5. Management, Risks, and Contraindications

Therapeutic Approaches

  • Supportive Care: Hydration, rest, and analgesia (acetaminophen).
  • NSAIDs: Used with caution; they are effective for arthralgia but must be avoided if there is suspected renal involvement or GI bleeding.
  • Corticosteroids: Prednisone is the gold standard for severe abdominal pain or persistent, severe renal involvement. It does not prevent renal disease but helps mitigate acute symptoms.
  • Immunosuppressants: In severe, refractory cases (e.g., crescentic glomerulonephritis), high-dose pulse methylprednisolone, cyclophosphamide, or rituximab may be required.

Risks and Complications

  • GI Complications: Intussusception (most commonly ileo-ileal), bowel perforation, or massive hemorrhage.
  • Renal Complications: Chronic kidney disease (CKD) and end-stage renal disease (ESRD).
  • Scrotal Involvement: Orchitis or testicular torsion, which requires urgent surgical consultation to rule out torsion.

6. Long-Term Prognosis

The prognosis for IgA Vasculitis is generally excellent. Most children recover fully within 4–6 weeks. However, the risk of recurrence exists in approximately 30-50% of cases within the first six months. The primary long-term concern is renal sequelae. Patients with initial renal involvement require long-term follow-up (up to 5–10 years) to monitor for the late development of hypertension or proteinuria.


7. Frequently Asked Questions (FAQ)

1. Is IgA Vasculitis contagious?

No. While it is often triggered by an infection, the vasculitis itself is an autoimmune response within the patient’s body and cannot be transmitted to others.

2. Can adults get IgA Vasculitis?

Yes. While it is a pediatric disease, it can occur in adults. When it does, it tends to be more severe, with a higher likelihood of renal involvement.

3. Will my child have permanent kidney damage?

Most children (over 90%) recover completely. A small percentage (<5%) may progress to chronic kidney disease. Regular urinalysis follow-ups are the best way to catch early signs of kidney issues.
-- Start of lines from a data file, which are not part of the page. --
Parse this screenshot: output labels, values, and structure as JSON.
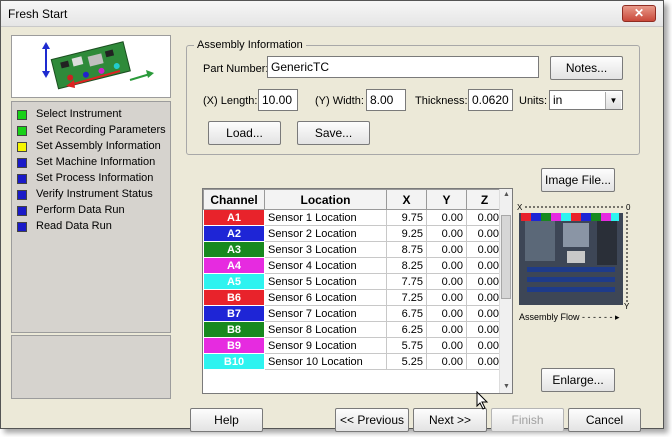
{
  "window": {
    "title": "Fresh Start",
    "close_label": "✕"
  },
  "steps": [
    {
      "label": "Select Instrument",
      "color": "#19d119"
    },
    {
      "label": "Set Recording Parameters",
      "color": "#19d119"
    },
    {
      "label": "Set Assembly Information",
      "color": "#f5f500"
    },
    {
      "label": "Set Machine Information",
      "color": "#1a1ac8"
    },
    {
      "label": "Set Process Information",
      "color": "#1a1ac8"
    },
    {
      "label": "Verify Instrument Status",
      "color": "#1a1ac8"
    },
    {
      "label": "Perform Data Run",
      "color": "#1a1ac8"
    },
    {
      "label": "Read Data Run",
      "color": "#1a1ac8"
    }
  ],
  "assembly": {
    "group_title": "Assembly Information",
    "part_number_label": "Part Number:",
    "part_number_value": "GenericTC",
    "notes_button": "Notes...",
    "length_label": "(X) Length:",
    "length_value": "10.00",
    "width_label": "(Y) Width:",
    "width_value": "8.00",
    "thickness_label": "Thickness:",
    "thickness_value": "0.0620",
    "units_label": "Units:",
    "units_value": "in",
    "load_button": "Load...",
    "save_button": "Save..."
  },
  "image_file_button": "Image File...",
  "enlarge_button": "Enlarge...",
  "assembly_flow_label": "Assembly Flow",
  "axis_labels": {
    "x": "X",
    "y": "Y",
    "origin": "0"
  },
  "table": {
    "headers": [
      "Channel",
      "Location",
      "X",
      "Y",
      "Z"
    ],
    "rows": [
      {
        "channel": "A1",
        "color": "#e8232b",
        "location": "Sensor 1 Location",
        "x": "9.75",
        "y": "0.00",
        "z": "0.00"
      },
      {
        "channel": "A2",
        "color": "#1e25d6",
        "location": "Sensor 2 Location",
        "x": "9.25",
        "y": "0.00",
        "z": "0.00"
      },
      {
        "channel": "A3",
        "color": "#17891f",
        "location": "Sensor 3 Location",
        "x": "8.75",
        "y": "0.00",
        "z": "0.00"
      },
      {
        "channel": "A4",
        "color": "#e62be0",
        "location": "Sensor 4 Location",
        "x": "8.25",
        "y": "0.00",
        "z": "0.00"
      },
      {
        "channel": "A5",
        "color": "#2ef3f0",
        "location": "Sensor 5 Location",
        "x": "7.75",
        "y": "0.00",
        "z": "0.00"
      },
      {
        "channel": "B6",
        "color": "#e8232b",
        "location": "Sensor 6 Location",
        "x": "7.25",
        "y": "0.00",
        "z": "0.00"
      },
      {
        "channel": "B7",
        "color": "#1e25d6",
        "location": "Sensor 7 Location",
        "x": "6.75",
        "y": "0.00",
        "z": "0.00"
      },
      {
        "channel": "B8",
        "color": "#17891f",
        "location": "Sensor 8 Location",
        "x": "6.25",
        "y": "0.00",
        "z": "0.00"
      },
      {
        "channel": "B9",
        "color": "#e62be0",
        "location": "Sensor 9 Location",
        "x": "5.75",
        "y": "0.00",
        "z": "0.00"
      },
      {
        "channel": "B10",
        "color": "#2ef3f0",
        "location": "Sensor 10 Location",
        "x": "5.25",
        "y": "0.00",
        "z": "0.00"
      }
    ]
  },
  "nav": {
    "help": "Help",
    "previous": "<< Previous",
    "next": "Next >>",
    "finish": "Finish",
    "cancel": "Cancel"
  }
}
4. Why is a biopsy rarely performed?

If the classic clinical symptoms (palpable purpura, normal platelet count, joint pain) are present, the diagnosis is clear. Biopsies are invasive and reserved for cases with atypical presentations.

5. Are there any dietary restrictions?

No specific diet is required. However, during an acute GI flare, a bland, easily digestible diet is recommended to reduce symptoms.
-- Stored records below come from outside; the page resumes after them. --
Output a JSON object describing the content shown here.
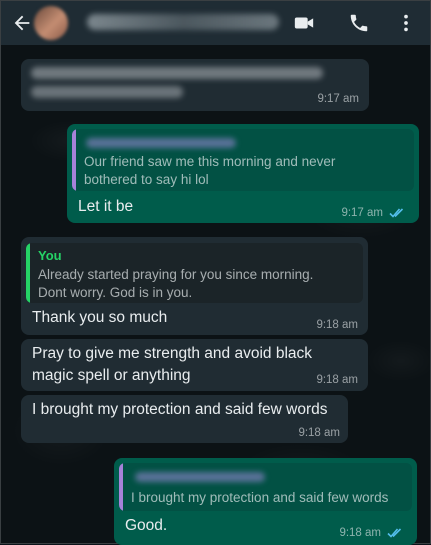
{
  "header": {
    "contact_name": "",
    "icons": [
      "back-arrow-icon",
      "video-call-icon",
      "voice-call-icon",
      "more-options-icon"
    ]
  },
  "colors": {
    "header_bg": "#1f2c34",
    "incoming_bubble": "#202c33",
    "outgoing_bubble": "#005c4b",
    "read_ticks": "#53bdeb",
    "you_label": "#25d366"
  },
  "messages": [
    {
      "direction": "incoming",
      "text": "",
      "time": "9:17 am"
    },
    {
      "direction": "outgoing",
      "quote": {
        "sender": "",
        "text": "Our friend saw me this morning and never bothered to say hi lol"
      },
      "text": "Let it be",
      "time": "9:17 am",
      "status": "read"
    },
    {
      "direction": "incoming",
      "quote": {
        "sender": "You",
        "text": "Already started praying for you since morning. Dont worry. God is in you."
      },
      "text": "Thank you so much",
      "time": "9:18 am"
    },
    {
      "direction": "incoming",
      "text": "Pray to give me strength and avoid black magic spell or anything",
      "time": "9:18 am"
    },
    {
      "direction": "incoming",
      "text": "I brought my protection and said few words",
      "time": "9:18 am"
    },
    {
      "direction": "outgoing",
      "quote": {
        "sender": "",
        "text": "I brought my protection and said few words"
      },
      "text": "Good.",
      "time": "9:18 am",
      "status": "read"
    }
  ]
}
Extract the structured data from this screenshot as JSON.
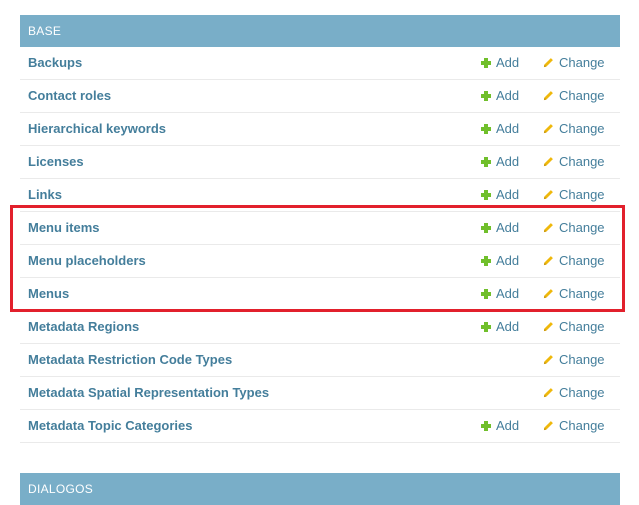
{
  "modules": [
    {
      "caption": "BASE",
      "rows": [
        {
          "name": "Backups",
          "add": "Add",
          "change": "Change",
          "has_add": true
        },
        {
          "name": "Contact roles",
          "add": "Add",
          "change": "Change",
          "has_add": true
        },
        {
          "name": "Hierarchical keywords",
          "add": "Add",
          "change": "Change",
          "has_add": true
        },
        {
          "name": "Licenses",
          "add": "Add",
          "change": "Change",
          "has_add": true
        },
        {
          "name": "Links",
          "add": "Add",
          "change": "Change",
          "has_add": true
        },
        {
          "name": "Menu items",
          "add": "Add",
          "change": "Change",
          "has_add": true
        },
        {
          "name": "Menu placeholders",
          "add": "Add",
          "change": "Change",
          "has_add": true
        },
        {
          "name": "Menus",
          "add": "Add",
          "change": "Change",
          "has_add": true
        },
        {
          "name": "Metadata Regions",
          "add": "Add",
          "change": "Change",
          "has_add": true
        },
        {
          "name": "Metadata Restriction Code Types",
          "add": "",
          "change": "Change",
          "has_add": false
        },
        {
          "name": "Metadata Spatial Representation Types",
          "add": "",
          "change": "Change",
          "has_add": false
        },
        {
          "name": "Metadata Topic Categories",
          "add": "Add",
          "change": "Change",
          "has_add": true
        }
      ]
    },
    {
      "caption": "DIALOGOS",
      "rows": []
    }
  ],
  "colors": {
    "caption_bg": "#79aec8",
    "link": "#447e9b",
    "add_icon": "#70bf2b",
    "change_icon": "#efb80b",
    "highlight": "#e2202c"
  },
  "icons": {
    "add": "plus-icon",
    "change": "pencil-icon"
  }
}
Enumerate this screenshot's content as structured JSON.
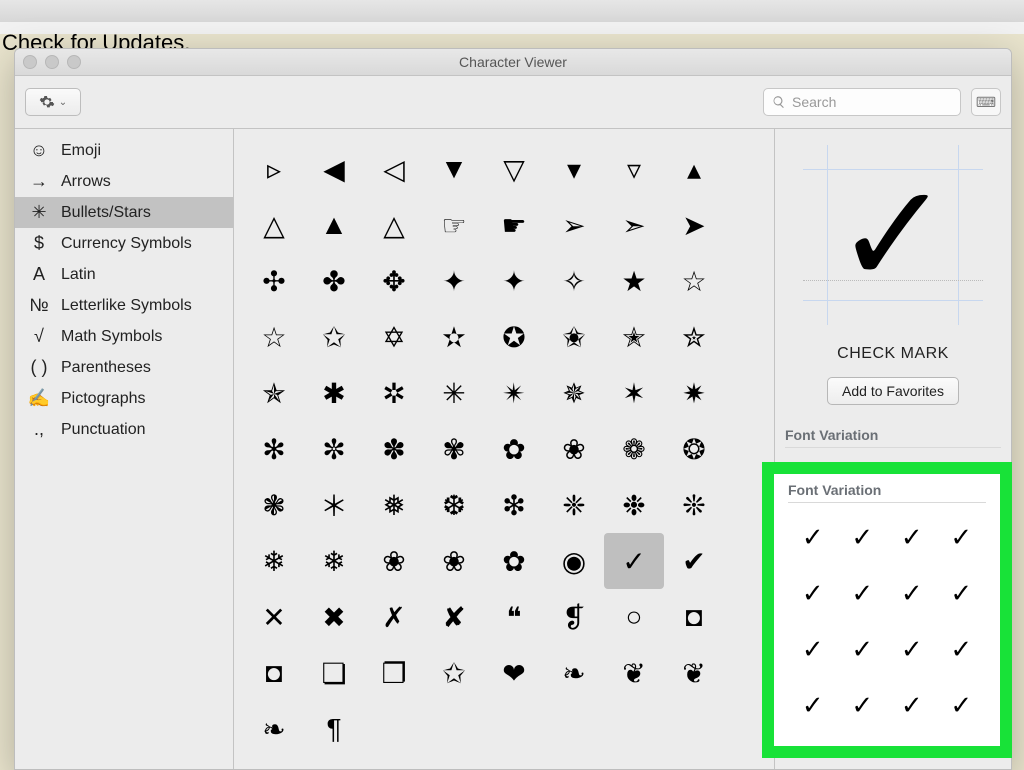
{
  "background_text": "Check for Updates.",
  "window": {
    "title": "Character Viewer",
    "search_placeholder": "Search",
    "gear_label": "Actions"
  },
  "sidebar": {
    "items": [
      {
        "icon": "☺",
        "label": "Emoji"
      },
      {
        "icon": "→",
        "label": "Arrows"
      },
      {
        "icon": "✳",
        "label": "Bullets/Stars"
      },
      {
        "icon": "$",
        "label": "Currency Symbols"
      },
      {
        "icon": "A",
        "label": "Latin"
      },
      {
        "icon": "№",
        "label": "Letterlike Symbols"
      },
      {
        "icon": "√",
        "label": "Math Symbols"
      },
      {
        "icon": "( )",
        "label": "Parentheses"
      },
      {
        "icon": "✍",
        "label": "Pictographs"
      },
      {
        "icon": ".,",
        "label": "Punctuation"
      }
    ],
    "selected_index": 2
  },
  "grid": {
    "selected_index": 62,
    "chars": [
      "▹",
      "◀",
      "◁",
      "▼",
      "▽",
      "▾",
      "▿",
      "▴",
      "△",
      "▲",
      "△",
      "☞",
      "☛",
      "➢",
      "➣",
      "➤",
      "✣",
      "✤",
      "✥",
      "✦",
      "✦",
      "✧",
      "★",
      "☆",
      "☆",
      "✩",
      "✡",
      "✫",
      "✪",
      "✬",
      "✭",
      "✮",
      "✯",
      "✱",
      "✲",
      "✳",
      "✴",
      "✵",
      "✶",
      "✷",
      "✻",
      "✼",
      "✽",
      "✾",
      "✿",
      "❀",
      "❁",
      "❂",
      "❃",
      "＊",
      "❅",
      "❆",
      "❇",
      "❈",
      "❉",
      "❊",
      "❄",
      "❄",
      "❀",
      "❀",
      "✿",
      "◉",
      "✓",
      "✔",
      "✕",
      "✖",
      "✗",
      "✘",
      "❝",
      "❡",
      "○",
      "◘",
      "◘",
      "❏",
      "❐",
      "✩",
      "❤",
      "❧",
      "❦",
      "❦",
      "❧",
      "¶"
    ]
  },
  "detail": {
    "glyph": "✓",
    "name": "CHECK MARK",
    "favorites_label": "Add to Favorites",
    "variation_heading": "Font Variation",
    "variations": [
      "✓",
      "✓",
      "✓",
      "✓",
      "✓",
      "✓",
      "✓",
      "✓",
      "✓",
      "✓",
      "✓",
      "✓",
      "✓",
      "✓",
      "✓",
      "✓"
    ]
  }
}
6. Can vaccines trigger a relapse?

While some viral infections trigger IgAV, routine vaccinations are generally safe and recommended. Always consult your pediatrician regarding the timing of vaccines during the recovery phase.
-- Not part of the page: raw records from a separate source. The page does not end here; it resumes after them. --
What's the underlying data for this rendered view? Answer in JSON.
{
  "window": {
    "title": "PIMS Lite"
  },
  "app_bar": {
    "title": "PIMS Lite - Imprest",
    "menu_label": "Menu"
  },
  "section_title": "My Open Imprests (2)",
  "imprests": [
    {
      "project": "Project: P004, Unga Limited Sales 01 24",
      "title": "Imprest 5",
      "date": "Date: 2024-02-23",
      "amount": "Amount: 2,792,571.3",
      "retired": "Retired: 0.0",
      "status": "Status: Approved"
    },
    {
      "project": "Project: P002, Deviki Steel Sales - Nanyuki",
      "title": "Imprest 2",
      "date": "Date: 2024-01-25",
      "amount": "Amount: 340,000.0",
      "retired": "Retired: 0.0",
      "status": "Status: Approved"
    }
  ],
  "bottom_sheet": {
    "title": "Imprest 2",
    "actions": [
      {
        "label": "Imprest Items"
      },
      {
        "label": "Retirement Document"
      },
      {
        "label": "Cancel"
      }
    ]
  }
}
7. What is the role of the "IgA" in the name?

IgA is a type of antibody. In this condition, the body produces an abnormal version of this antibody that clumps together and settles in the walls of blood vessels.

8. Is intussusception common?

It occurs in about 3–5% of patients. It is a surgical emergency. If a child with IgAV has sudden, severe, episodic abdominal pain or "currant jelly" stools, seek immediate emergency care.

9. How long should I monitor my child's urine?

Standard clinical practice suggests monitoring blood pressure and urinalysis at intervals (e.g., 1, 3, 6, and 12 months) following the initial diagnosis to rule out delayed-onset renal disease.

10. Does the rash leave scars?

The purpura usually fades within a few weeks without scarring. Occasionally, there may be temporary hyperpigmentation (darkening of the skin) that resolves over time.


8. Clinical Summary Table

Feature Clinical Significance
Primary Age Group 3–15 years
Gender Predominance Slightly higher in males
Seasonal Peak Winter and Spring (post-viral)
Systemic Impact Multi-organ (Skin, Joints, GI, Kidneys)
Follow-up Duration Minimum 6–12 months for renal monitoring

Disclaimer: This guide is for educational purposes for healthcare professionals and students. It does not replace professional medical judgment, diagnosis, or treatment. Always consult with a pediatric rheumatologist or nephrologist for clinical management decisions.